Although not required, the embodiments described with reference to the Figures can be implemented as an application programming interface (API) or as a series of libraries for use by a developer or can be included within another software application, such as a terminal or personal computer operating system or a portable computing device operating system. Generally, as program modules include routines, programs, objects, components and data files assisting in the performance of particular functions, the skilled person will understand that the functionality of the software application may be distributed across a number of routines, objects or components to achieve the same functionality desired herein.

It will also be appreciated that where the methods and systems of the present invention are either wholly implemented by computing system or partly implemented by computing systems then any appropriate computing system architecture may be utilised. This will include tablet computers, wearable devices, smart phones, Internet of Things (IoT) devices, edge computing devices, stand-alone computers, network computers, cloud-based computing devices and dedicated hardware devices.
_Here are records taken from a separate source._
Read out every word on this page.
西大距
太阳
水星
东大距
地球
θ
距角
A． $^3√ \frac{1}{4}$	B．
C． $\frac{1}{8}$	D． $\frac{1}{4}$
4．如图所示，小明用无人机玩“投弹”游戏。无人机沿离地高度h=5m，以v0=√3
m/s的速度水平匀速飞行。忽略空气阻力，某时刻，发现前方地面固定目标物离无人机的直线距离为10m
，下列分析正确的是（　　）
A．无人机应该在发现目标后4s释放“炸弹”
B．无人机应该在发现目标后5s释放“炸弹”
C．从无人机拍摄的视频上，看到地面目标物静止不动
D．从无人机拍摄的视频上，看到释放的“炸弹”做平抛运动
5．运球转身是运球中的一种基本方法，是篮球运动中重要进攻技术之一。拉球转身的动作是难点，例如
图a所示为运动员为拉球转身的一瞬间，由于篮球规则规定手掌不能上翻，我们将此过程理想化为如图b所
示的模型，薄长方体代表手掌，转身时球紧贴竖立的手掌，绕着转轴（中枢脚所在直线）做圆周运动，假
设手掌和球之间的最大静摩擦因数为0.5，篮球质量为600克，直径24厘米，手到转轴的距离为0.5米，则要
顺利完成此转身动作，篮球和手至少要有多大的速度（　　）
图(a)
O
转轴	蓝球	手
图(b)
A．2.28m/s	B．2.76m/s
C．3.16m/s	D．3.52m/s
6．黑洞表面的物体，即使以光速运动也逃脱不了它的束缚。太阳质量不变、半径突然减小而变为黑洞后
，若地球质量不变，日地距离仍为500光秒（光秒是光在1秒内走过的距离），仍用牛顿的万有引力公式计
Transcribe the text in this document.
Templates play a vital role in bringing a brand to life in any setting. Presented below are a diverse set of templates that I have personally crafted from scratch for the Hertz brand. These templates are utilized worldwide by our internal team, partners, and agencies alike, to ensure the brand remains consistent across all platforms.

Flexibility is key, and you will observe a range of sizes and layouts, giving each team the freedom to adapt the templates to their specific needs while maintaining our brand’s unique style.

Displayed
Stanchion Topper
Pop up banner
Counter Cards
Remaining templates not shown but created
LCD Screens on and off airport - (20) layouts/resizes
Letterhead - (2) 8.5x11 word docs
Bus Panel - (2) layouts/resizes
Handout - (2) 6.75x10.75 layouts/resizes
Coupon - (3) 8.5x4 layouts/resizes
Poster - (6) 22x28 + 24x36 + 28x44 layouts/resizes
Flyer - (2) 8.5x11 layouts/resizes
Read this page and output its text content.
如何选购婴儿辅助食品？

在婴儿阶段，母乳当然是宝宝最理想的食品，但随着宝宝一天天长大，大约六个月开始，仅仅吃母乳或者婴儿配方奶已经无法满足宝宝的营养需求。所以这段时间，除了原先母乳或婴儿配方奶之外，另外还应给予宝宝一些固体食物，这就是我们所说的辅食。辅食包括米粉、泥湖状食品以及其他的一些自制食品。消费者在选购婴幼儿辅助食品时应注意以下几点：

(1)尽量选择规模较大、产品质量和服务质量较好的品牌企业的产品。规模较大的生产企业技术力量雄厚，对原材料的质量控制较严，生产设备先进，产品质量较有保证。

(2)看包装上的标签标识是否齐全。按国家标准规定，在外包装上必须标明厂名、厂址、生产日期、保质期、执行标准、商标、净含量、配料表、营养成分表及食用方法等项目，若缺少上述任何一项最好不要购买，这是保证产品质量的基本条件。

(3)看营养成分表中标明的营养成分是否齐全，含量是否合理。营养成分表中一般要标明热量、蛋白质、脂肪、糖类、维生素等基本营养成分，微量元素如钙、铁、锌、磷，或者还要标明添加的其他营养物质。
Where the terms “computing system” and “computing device” are used, these terms are intended to cover any appropriate arrangement of computer hardware capable of implementing the function described.

It will be appreciated by persons skilled in the art that numerous variations and/or modifications may be made to the invention as shown in the specific embodiments without departing from the spirit or scope of the invention as broadly described. The present embodiments are, therefore, to be considered in all respects as illustrative and not restrictive.

Any reference to prior art contained herein is not to be taken as an admission that the information is common general knowledge, unless otherwise indicated.